The SPAC market has gone from a high-powered firehose to the slow dribble of a leaky sink in just one month. In April there have been 11 SPACS announced—in March there were 115.
There is no one singular reason, but attorneys who work in and around the mergers and acquisitions and capital markets world say it's a combination of increased SEC scrutiny (and a qualification change of how warrants are classified on financial statements), market saturation and the general theory that this couldn't go on forever.
The rise and fall of the SPAC has been rapid.
According to financial data company Refinitiv, there were more than 10 SPACs announced in a month four times between January 2019 and June 2020, with an average of just under eight SPACs per month during that 18-month span.
Between July 2020 and the end of March 2021, there were no fewer than 18 per month, and the average over that period was 58 per month.
'A Virtual Halt'
The beginning of the new year saw an explosion in SPACs.
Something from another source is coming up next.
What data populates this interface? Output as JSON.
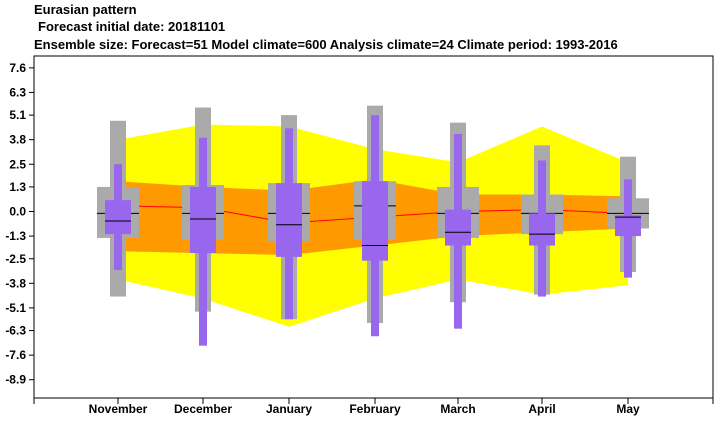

The pace ramped up to an average of a little over 40 per month in the last few months of 2020. In 2021, the average in the first fiscal quarter was 103 SPACs per month.
Then, less than a dozen in April.
"The SPAC IPO market has ground to a virtual halt," Tom Burton, member at Mintz, Levin, Cohn, Ferris, Glovsky and Popeo and chair of the firm's energy and sustainability practice, said.
He pointed to several factors that facilitated this, related to both business and accounting, including private investment in public equity (or PIPE).
"The PIPE market has been used to validate the valuation that SPACs subscribe to their targets," Burton said. "With the market pricing now, it has caused the PIPE market to pause and the PIPE investors to reevaluate the value of these transactions."
From a market perspective, "we would expect to see a normalization as valuations will come down and then we will start again," he added.
SEC Impact
Burton noted another cause for pause: the recent SEC decision to qualify warrants on the SPACs as a liability rather than equity on financial statements.
"The SEC hasn't really given official guidance on this, and that is a case where the accounting firms will need to work with the SEC. That has caused a slowdown," he said.
Christopher Anthony, partner in the M&A and private equity group at Debevoise & Plimpton, agreed.
"That has been a big part of shutting off the pipeline," he said. "There are basically two accounting firms that do all of the SPAC accounting."